Object classes fall into a class hierarchy (see Figure 1). Each
object class has all of the attributes of all of its superclasses, in
addition to its own attributes. For example, all PIF objects have a
Name attribute, since the class at the root of the PIF hierarchy
(ENTITY) has a Name attribute.
When an attribute of one object has another object as its value,
the attribute represents a relationship between the two object
classes. For example, an ACTOR's Skill attribute takes SKILL objects
as values, so Skill represents a relationship between the ACTOR and
SKILL classes. Figure 2 depicts the relationships among the PIF
classes.
The PIF hierarchy has grown out of the efforts of the PIF Working
Group to share process descriptions among the group members' various
tools. We have used the following guidelines in developing this
hierarchy:
- Generality is preferred over computational efficiency when
there is a tradeoff, for the reason that PIF is an interchange
language, not a processing language.

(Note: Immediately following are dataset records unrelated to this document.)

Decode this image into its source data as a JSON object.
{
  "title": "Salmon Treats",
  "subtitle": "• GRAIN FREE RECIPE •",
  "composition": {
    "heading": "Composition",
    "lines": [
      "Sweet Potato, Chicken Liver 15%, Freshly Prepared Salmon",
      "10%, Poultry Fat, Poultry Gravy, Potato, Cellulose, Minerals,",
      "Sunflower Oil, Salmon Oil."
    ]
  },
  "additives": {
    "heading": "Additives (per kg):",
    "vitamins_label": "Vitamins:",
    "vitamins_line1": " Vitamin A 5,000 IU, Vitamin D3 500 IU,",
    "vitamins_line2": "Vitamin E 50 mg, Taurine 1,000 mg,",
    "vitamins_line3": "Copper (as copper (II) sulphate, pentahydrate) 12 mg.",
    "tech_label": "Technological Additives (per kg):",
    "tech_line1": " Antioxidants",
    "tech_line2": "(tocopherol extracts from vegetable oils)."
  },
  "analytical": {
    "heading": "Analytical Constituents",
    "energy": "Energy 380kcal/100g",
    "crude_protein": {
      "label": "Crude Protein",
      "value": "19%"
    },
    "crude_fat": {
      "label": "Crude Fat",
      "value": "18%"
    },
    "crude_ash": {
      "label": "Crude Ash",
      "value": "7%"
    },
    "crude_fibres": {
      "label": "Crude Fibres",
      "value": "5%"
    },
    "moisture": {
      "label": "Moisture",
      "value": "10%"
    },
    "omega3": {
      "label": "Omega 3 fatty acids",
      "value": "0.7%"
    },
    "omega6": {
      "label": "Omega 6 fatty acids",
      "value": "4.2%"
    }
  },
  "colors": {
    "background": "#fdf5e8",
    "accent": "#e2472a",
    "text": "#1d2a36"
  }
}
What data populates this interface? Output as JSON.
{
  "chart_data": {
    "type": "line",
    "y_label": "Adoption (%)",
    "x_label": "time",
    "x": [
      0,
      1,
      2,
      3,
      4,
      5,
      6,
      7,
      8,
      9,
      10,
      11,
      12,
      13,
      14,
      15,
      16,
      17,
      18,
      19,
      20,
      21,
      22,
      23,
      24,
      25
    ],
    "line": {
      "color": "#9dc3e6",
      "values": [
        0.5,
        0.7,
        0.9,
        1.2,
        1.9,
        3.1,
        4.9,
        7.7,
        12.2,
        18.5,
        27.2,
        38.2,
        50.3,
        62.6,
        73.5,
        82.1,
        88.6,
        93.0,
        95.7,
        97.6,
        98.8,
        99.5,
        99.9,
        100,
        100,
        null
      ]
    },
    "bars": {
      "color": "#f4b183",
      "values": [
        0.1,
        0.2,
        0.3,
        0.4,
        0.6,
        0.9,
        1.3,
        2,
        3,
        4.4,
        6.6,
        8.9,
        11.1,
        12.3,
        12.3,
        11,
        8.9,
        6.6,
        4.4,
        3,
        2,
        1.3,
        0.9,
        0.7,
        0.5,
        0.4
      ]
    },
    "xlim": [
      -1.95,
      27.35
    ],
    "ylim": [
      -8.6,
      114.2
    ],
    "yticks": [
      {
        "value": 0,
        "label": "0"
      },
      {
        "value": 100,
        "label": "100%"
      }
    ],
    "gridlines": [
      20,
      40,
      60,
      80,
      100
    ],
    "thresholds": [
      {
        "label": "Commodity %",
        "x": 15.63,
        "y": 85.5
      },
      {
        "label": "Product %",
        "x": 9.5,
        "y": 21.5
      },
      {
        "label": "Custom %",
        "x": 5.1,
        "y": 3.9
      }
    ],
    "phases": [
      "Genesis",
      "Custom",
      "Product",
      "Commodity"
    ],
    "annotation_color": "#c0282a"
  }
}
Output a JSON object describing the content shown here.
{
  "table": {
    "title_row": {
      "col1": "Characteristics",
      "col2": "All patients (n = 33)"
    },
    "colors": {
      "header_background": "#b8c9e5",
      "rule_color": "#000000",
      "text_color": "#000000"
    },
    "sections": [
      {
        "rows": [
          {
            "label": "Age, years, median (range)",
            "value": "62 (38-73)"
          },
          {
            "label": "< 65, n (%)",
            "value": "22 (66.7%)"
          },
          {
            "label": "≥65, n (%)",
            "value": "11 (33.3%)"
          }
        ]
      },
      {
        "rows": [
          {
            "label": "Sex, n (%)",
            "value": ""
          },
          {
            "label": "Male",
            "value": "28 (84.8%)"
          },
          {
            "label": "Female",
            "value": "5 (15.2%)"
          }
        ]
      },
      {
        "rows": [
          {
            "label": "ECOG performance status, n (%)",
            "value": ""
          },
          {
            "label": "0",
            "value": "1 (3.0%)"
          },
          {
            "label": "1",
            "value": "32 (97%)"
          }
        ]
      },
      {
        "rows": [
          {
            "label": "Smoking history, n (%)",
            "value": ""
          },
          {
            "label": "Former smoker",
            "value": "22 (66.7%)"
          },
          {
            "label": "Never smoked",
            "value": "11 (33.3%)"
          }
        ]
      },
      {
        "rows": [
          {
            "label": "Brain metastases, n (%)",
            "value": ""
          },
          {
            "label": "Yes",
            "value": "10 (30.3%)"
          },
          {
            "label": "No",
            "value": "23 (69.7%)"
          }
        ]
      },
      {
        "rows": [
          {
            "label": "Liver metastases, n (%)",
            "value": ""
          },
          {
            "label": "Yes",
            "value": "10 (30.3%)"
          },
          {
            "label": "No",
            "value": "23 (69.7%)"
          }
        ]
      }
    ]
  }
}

Therefore, the organization
of the object classes is not necessarily well-suited to performing
any particular task such as workflow management or process
simulation. Instead, our goal has been to define classes that can
express a wide variety of processes, and that can be readily
translated into other formats that may be more suitable for a
particular application.
- The PIF constructs should be able to express the constructs of
some existing common process representations such as IDEF (SADT)
or Petri Nets.
- PIF should start with the minimal set of classes and then
expand only as it needs to. The minimal set was decided at the
first PIF Workshop (October 1993) by examining those constructs
common to some major existing process representations and to the
process representations used by members of the PIF Working Group.
- Additions to the standard PIF classes could be proposed by
anybody, but the proposal must be accompanied by concrete examples
illustrating the need for the additions. The Working Group
decided, through discussions and votes if necessary, whether to
accept the proposal. PIF allows groups to define local extensions
at will (see Section 4), so new classes or attributes should be
added to the standard PIF classes only if they seem to be of
sufficiently general usefulness.
The current PIF class hierarchy is by no means complete and is
still under development. Section 3 describes all of the current PIF
classes.
Figure 1: The PIF class hierarchy.
Figure 2: Relationships among PIF classes.
Primitive value types
The value of an attribute in a PIF object is either the unique
identifier of another PIF object or a literal value of one of the
following primitive PIF value types. Appendix
A describes PIF's syntax, including the syntax of these primitive
literals.
- NUMBER: A numeric value. The NUMBER type is subdivided
into INTEGER and FLOAT types.
- STRING: A sequence of characters.
- SYMBOL: Symbols are denoted by character sequences, but
have somewhat different properties than strings. PIF symbols are a
much-simplified version of symbols in the Lisp programming
language (Steele, 1990). In PIF,
the main difference between strings and symbols is that symbols
are not case-sensitive unless specially quoted, but strings are
always case-sensitive.
- RESTRICTED-KIF-SENTENCE: A logical expression that may
include quantifiers as well as the more common Boolean operators.
This type is named as it is because the expressions PIF allows are
a subset of those allowed in KIF, a logic-based knowledge
interchange format. Appendix A has more details on KIF.